Cet article 19 quater, introduit par la commission des lois, est, comme je l’ai expliqué dans la discussion générale, inadmissible – comme d’ailleurs tous ceux qui sont relatifs aux déboutés –, dans la mesure où il refuse aux étrangers dont la demande d’asile a été définitivement rejetée l’hébergement d’urgence.
À travers le texte issu des travaux de la commission, la majorité sénatoriale de droite a rédigé le parfait manuel de gestion des demandeurs d’asile déboutés : création de centres pour les enfermer, refus de l’hébergement d’urgence et – c’est le point d’orgue ! – interdiction de réclamer un titre de séjour sur un fondement autre que celui du droit d’asile, tel que la situation familiale ou médicale, ce qui est d’ailleurs anticonstitutionnel.

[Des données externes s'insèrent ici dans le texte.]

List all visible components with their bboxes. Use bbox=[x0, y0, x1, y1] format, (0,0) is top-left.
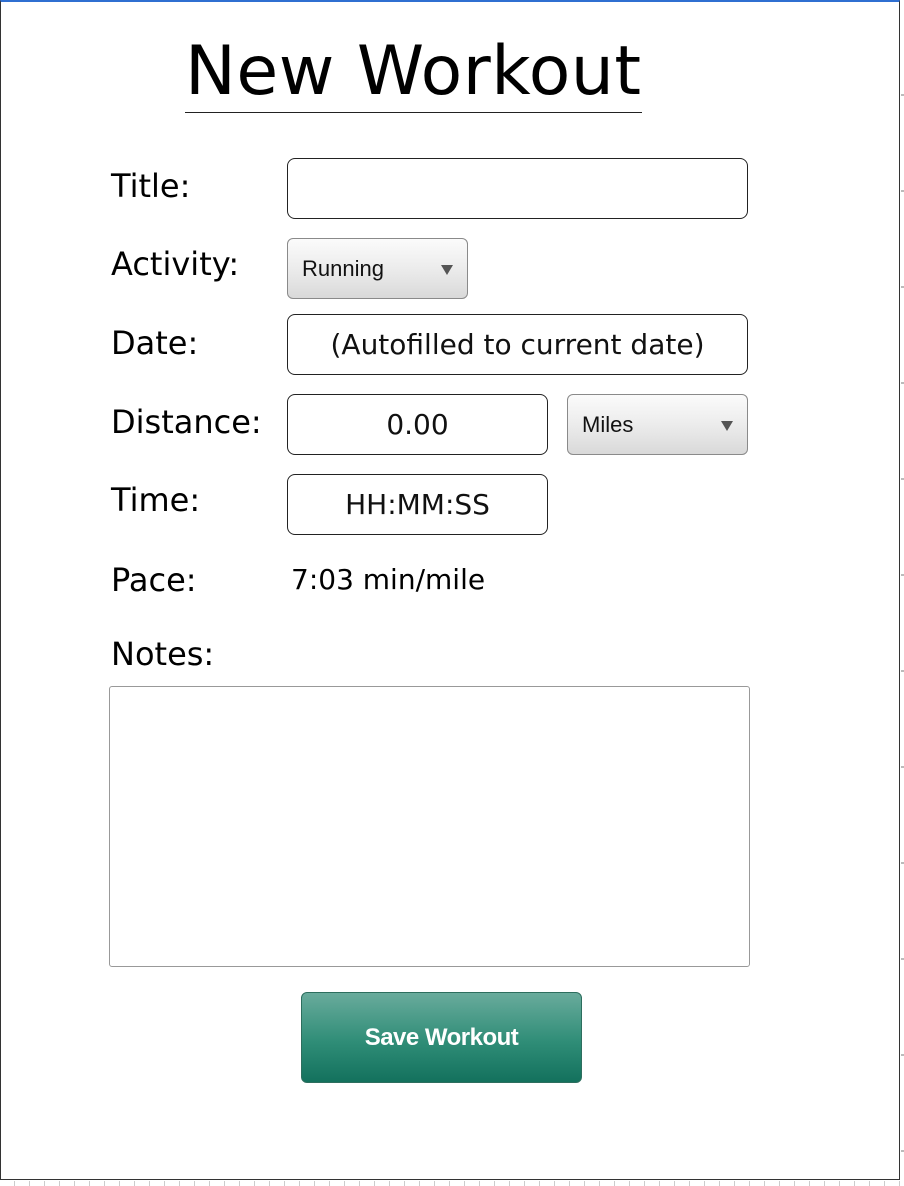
page-title: New Workout bbox=[185, 32, 642, 113]
workout-form-window: New Workout Title: Activity: Running Dat… bbox=[0, 0, 900, 1180]
pace-label: Pace: bbox=[111, 561, 197, 599]
distance-label: Distance: bbox=[111, 403, 262, 441]
distance-unit-select[interactable]: Miles bbox=[567, 394, 748, 455]
activity-select[interactable]: Running bbox=[287, 238, 468, 299]
time-value: HH:MM:SS bbox=[345, 488, 490, 521]
title-input[interactable] bbox=[287, 158, 748, 219]
date-value: (Autofilled to current date) bbox=[330, 328, 705, 361]
title-label: Title: bbox=[111, 167, 191, 205]
distance-value: 0.00 bbox=[386, 408, 449, 441]
time-label: Time: bbox=[111, 481, 201, 519]
notes-label: Notes: bbox=[111, 635, 215, 673]
activity-selected-value: Running bbox=[302, 255, 384, 281]
activity-label: Activity: bbox=[111, 245, 240, 283]
distance-unit-selected-value: Miles bbox=[582, 411, 634, 437]
save-workout-label: Save Workout bbox=[364, 1023, 519, 1051]
time-input[interactable]: HH:MM:SS bbox=[287, 474, 548, 535]
chevron-down-icon bbox=[441, 264, 453, 275]
distance-input[interactable]: 0.00 bbox=[287, 394, 548, 455]
window-bottom-ticks bbox=[0, 1181, 904, 1186]
save-workout-button[interactable]: Save Workout bbox=[301, 992, 582, 1083]
date-label: Date: bbox=[111, 324, 199, 362]
date-field[interactable]: (Autofilled to current date) bbox=[287, 314, 748, 375]
notes-textarea[interactable] bbox=[109, 686, 750, 967]
chevron-down-icon bbox=[721, 420, 733, 431]
pace-value: 7:03 min/mile bbox=[291, 563, 486, 596]
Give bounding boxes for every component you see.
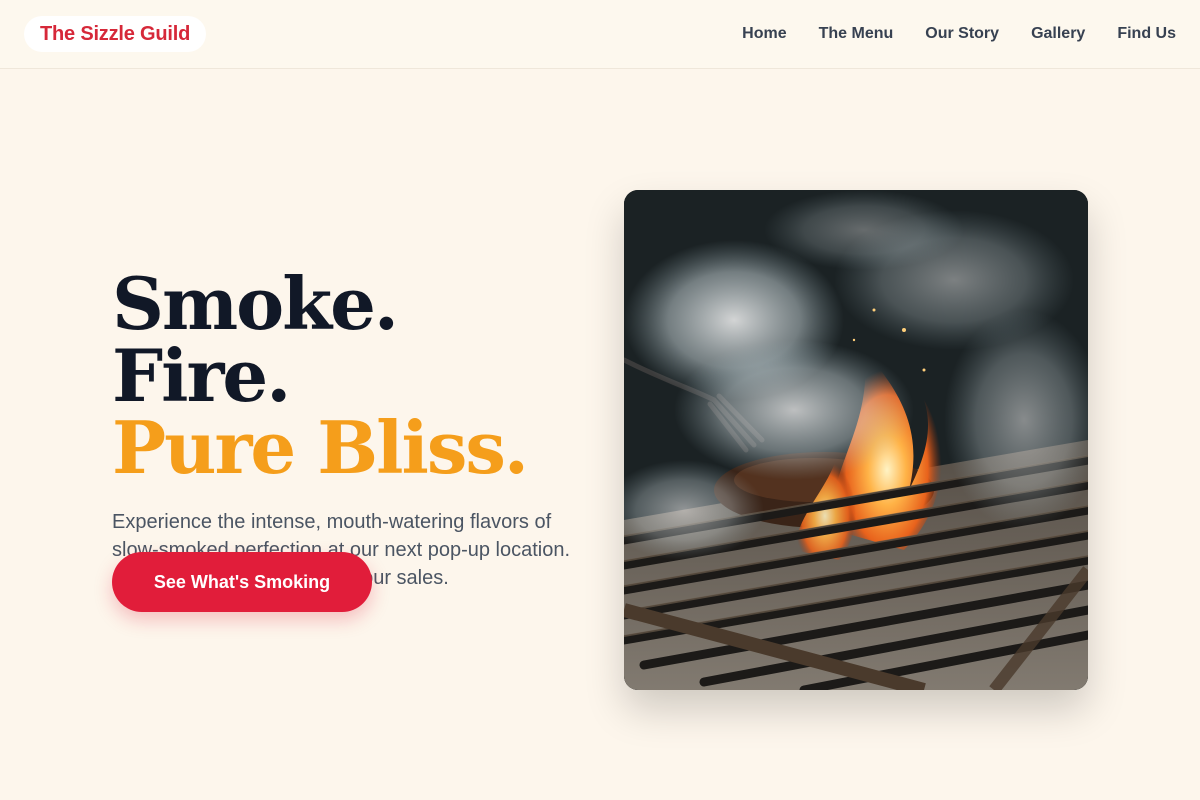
hero-text: Smoke. Fire. Pure Bliss. Experience the …: [112, 268, 582, 592]
hero-headline: Smoke. Fire. Pure Bliss.: [112, 268, 582, 484]
nav-link-find-us[interactable]: Find Us: [1117, 25, 1176, 43]
headline-line-2: Pure Bliss.: [112, 405, 529, 490]
grill-illustration: [624, 190, 1088, 690]
brand-logo[interactable]: The Sizzle Guild: [24, 16, 207, 52]
hero-grill-image: [624, 190, 1088, 690]
main-nav: Home The Menu Our Story Gallery Find Us: [742, 0, 1176, 68]
nav-link-our-story[interactable]: Our Story: [925, 25, 999, 43]
headline-line-1: Smoke. Fire.: [112, 261, 399, 418]
see-whats-smoking-button[interactable]: See What's Smoking: [112, 552, 372, 612]
nav-link-home[interactable]: Home: [742, 25, 786, 43]
nav-link-gallery[interactable]: Gallery: [1031, 25, 1085, 43]
site-header: The Sizzle Guild Home The Menu Our Story…: [0, 0, 1200, 69]
nav-link-menu[interactable]: The Menu: [819, 25, 894, 43]
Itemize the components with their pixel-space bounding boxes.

Au nom des libertés, du respect de nos valeurs, de la Constitution, ainsi que des conventions signées et adoptées par la France, nous ne pouvons pas mettre en place de tels dispositifs, qui abîmeraient notre pays et notre histoire.
Les personnes déboutées du droit d’asile doivent avoir accès au dispositif d’hébergement d’urgence. Cela n’est absolument pas négociable et ne devrait même pas faire l’objet d’une discussion dans nos assemblées.

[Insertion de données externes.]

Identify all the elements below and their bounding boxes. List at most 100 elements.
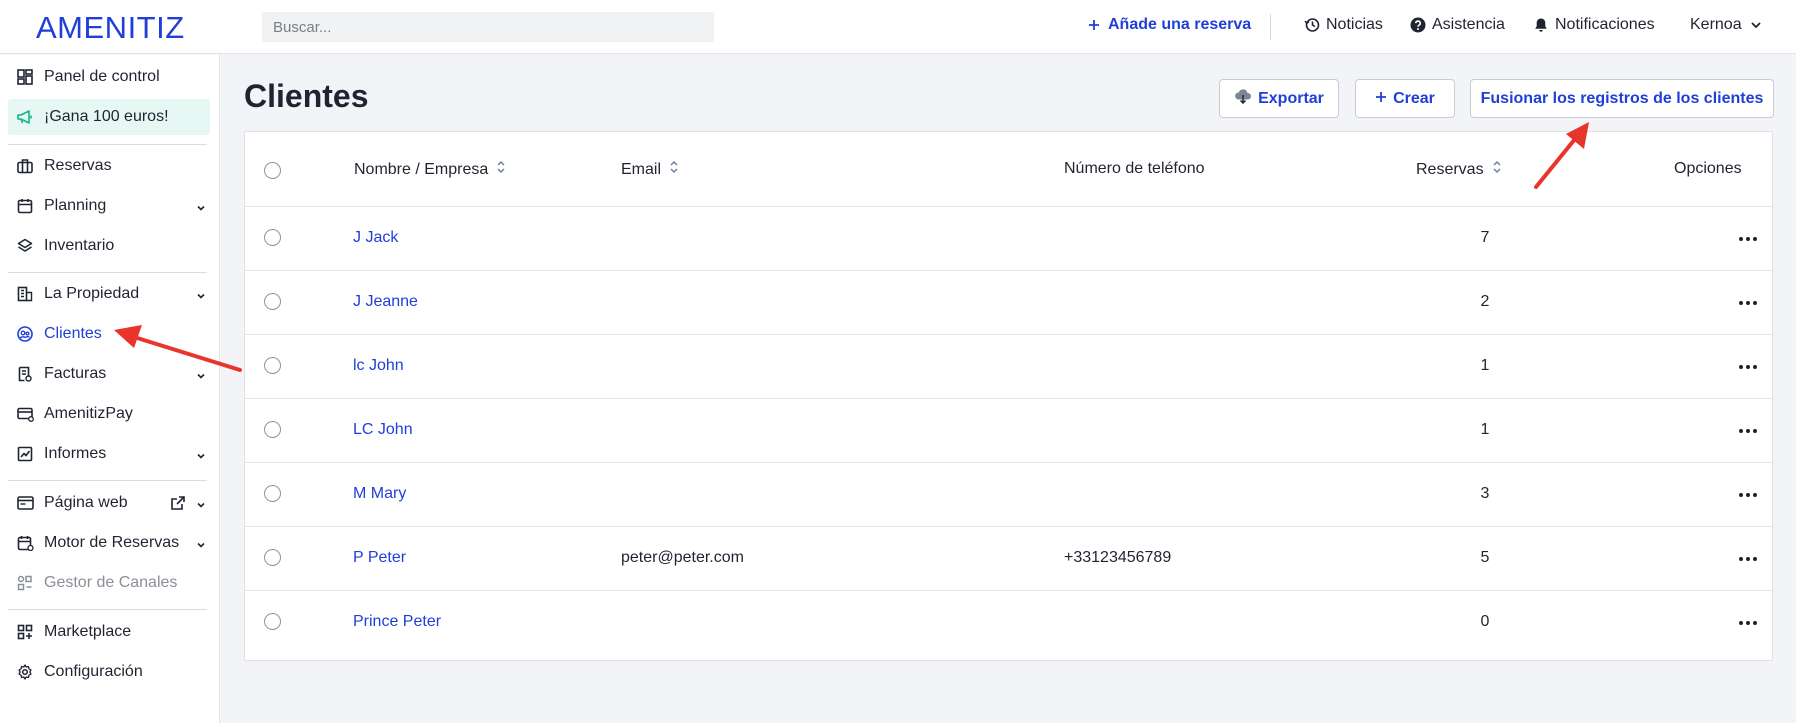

Sur la forme du débat, soulignons qu’un seul amendement, le nôtre, avait été déposé en première lecture – nous avons été rejoints cette fois-ci – sur ce dispositif visant à mettre purement et simplement les personnes déboutées à la rue, dans l’attente d’une expulsion. C’est une honte pour notre République ! Nous regrettons qu’un sujet aussi grave soit traité de manière aussi peu approfondie.
Combien de ces déboutés produits industriellement par la « machine », qui seront toujours plus nombreux si cette réforme venait à être adoptée en l’état, n’ont pas de chemin de retour, même organisé, vers leur pays d’origine ? Ce retour est impossible aujourd’hui, il le sera toujours demain. Je pense notamment à la Somalie, à l’Érythrée, au Soudan, à la Libye, à la Syrie, à l’Afghanistan, à l’Irak, à l’Iran ou encore au Bangladesh, tous pays interdisant, de par la nature de leur régime, des retours organisés.
Si certains ont noté la gravité du drame syrien, cause d’un grand nombre d’accords en Europe, ces mêmes politiques ont-ils une simple idée de la nature des récits de ces réfugiés, lesquels détaillent leurs craintes et les persécutions qu’ils ont subies ?
Pour ces raisons – mais il y aurait encore beaucoup à dire ! –, je vous invite, mes chers collègues, à voter notre amendement de suppression. Ainsi, vous assumerez vos responsabilités et vous ferez preuve, sinon d’humanisme, du moins d’un peu de lucidité et de bon sens.